The only reason I can think of for having a separate class that contains blob data is that you could use it from multiple classes, while still keeping a minimum amount of tables. Myself, I cannot do this for reasons not relevant here, but I don't see why not. An advantage is that you have the split/stich code is in that single class.

Buffer sizes and Oracle... You would be best just to run a couple of tests, to see what does best for you. My experience was 2000 with RAW, (2000 is the limit for RAW). For me, RAW performs better than BLOB with a buffer-size of 4000.

I have not even thought about the influence of batch_size.

Good hunting!

mchyzer · **Joined:** Sat Jul 17, 2004 5:16 pm **Posts:** 143

ErikVisser wrote:

Chris,

So, how does your approach work? Do you get your OracleConnection from Hibernate, or do you work the other way around?

Yeah, that was a bit of a pain. I have a wrapper around Hibernate, so on that constructor I keep the connection in a threadLocal. So you can have one hibernate connection open at a time if you are using Blobs. Also, I have the javabean property that I use as a File, and a getter and setter than has a similar property that is the Blob mapped with Hibernate. That getter and setter translates the Blob to a file when Hibernate gets and sets it (when the connection is open). On the getter, and setter, is where I need the threadlocal...

Code:

    BLOB fastBlob = null;
    
    //if there is no connection, maybe we are coming from
    //hibernate, and there is a threadlocal connection
    if (this.connection == null) {
      this.connection = HibernateSession.staticConnection();
    }
    
    Connection theConnection = this.connection;
    
    if (this.connection instanceof P6LogConnection) {
      theConnection = ((P6LogConnection)this.connection).getJDBC();
    }
    
    //get a blob based on the oracleConnection    
    fastBlob = BLOB.createTemporary(theConnection, true,
        BLOB.DURATION_SESSION);

    try {
      is = new FileInputStream(file);
      OutputStream os = fastBlob.getBinaryOutputStream();
      FastFileUtils.sendInputStream(is, os);
    } catch (FileNotFoundException fnfe) {
      ...

Quote:

Actually, Oracle has really bad LOB handling. Make sure you don't use the Oracle drivers, then you don't need any OracleStatements or anything else weird, just plain JDBC.

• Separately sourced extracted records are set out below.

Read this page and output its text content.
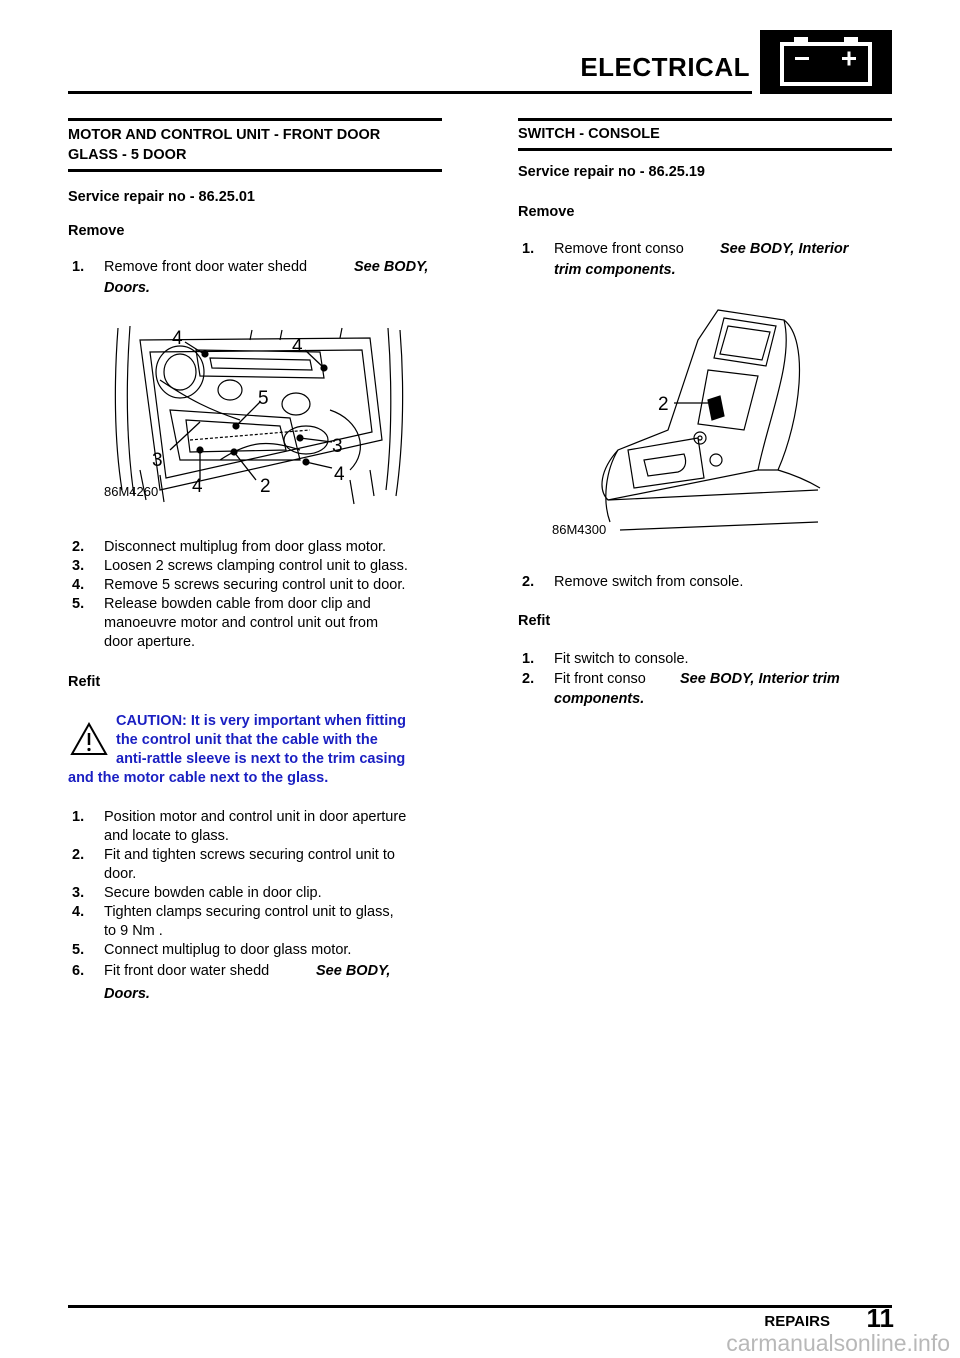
ELECTRICAL
MOTOR AND CONTROL UNIT - FRONT DOOR
GLASS - 5 DOOR
Service repair no - 86.25.01
Remove
1. Remove front door water shedd	See BODY,
Doors.
4	4
5
3
3
4
4
2
86M4260
2. Disconnect multiplug from door glass motor.
3. Loosen 2 screws clamping control unit to glass.
4. Remove 5 screws securing control unit to door.
5. Release bowden cable from door clip and
manoeuvre motor and control unit out from
door aperture.
Refit
CAUTION: It is very important when fitting
the control unit that the cable with the
anti-rattle sleeve is next to the trim casing
and the motor cable next to the glass.
1. Position motor and control unit in door aperture
and locate to glass.
2. Fit and tighten screws securing control unit to
door.
3. Secure bowden cable in door clip.
4. Tighten clamps securing control unit to glass,
to 9 Nm .
5. Connect multiplug to door glass motor.
6. Fit front door water shedd	See BODY,
Doors.
SWITCH - CONSOLE
Service repair no - 86.25.19
Remove
1. Remove front conso See BODY, Interior
trim components.
2
86M4300
2. Remove switch from console.
Refit
1. Fit switch to console.
2. Fit front conso See BODY, Interior trim
components.
REPAIRS	11
carmanualsonline.info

Hmmm, well, it seems like the Oracle 9 driver will stream to and from (I hope) without byte[]. In that way it seems better than MySQL and Postgres (though they have one in beta). I dont know how to do this without using the Oracle JDBC driver, I dont use an OracleStatement though. Anyways, it seems to work for now, though I am in the early stages (havent load tested or put anything in prod yet).

Regards,
Chris

MjH · **Posted:** Mon Nov 29, 2004 12:42 pm

christian wrote:

...Make sure you don't use the Oracle drivers...

Christian, which JDBC drivers do you suggest for use with Oracle?

christian · **Posted:** Mon Nov 29, 2004 4:35 pm

I've benchmarked and tested the API of the DataDirect Oracle driver and various verions of Oracle drivers and databases, esp. with LOBs. The DataDirect driver has a standard JDBC API and was at least as fast as any OCI driver. Note that this has been done very ad-hoc and half a year ago, do your own testing.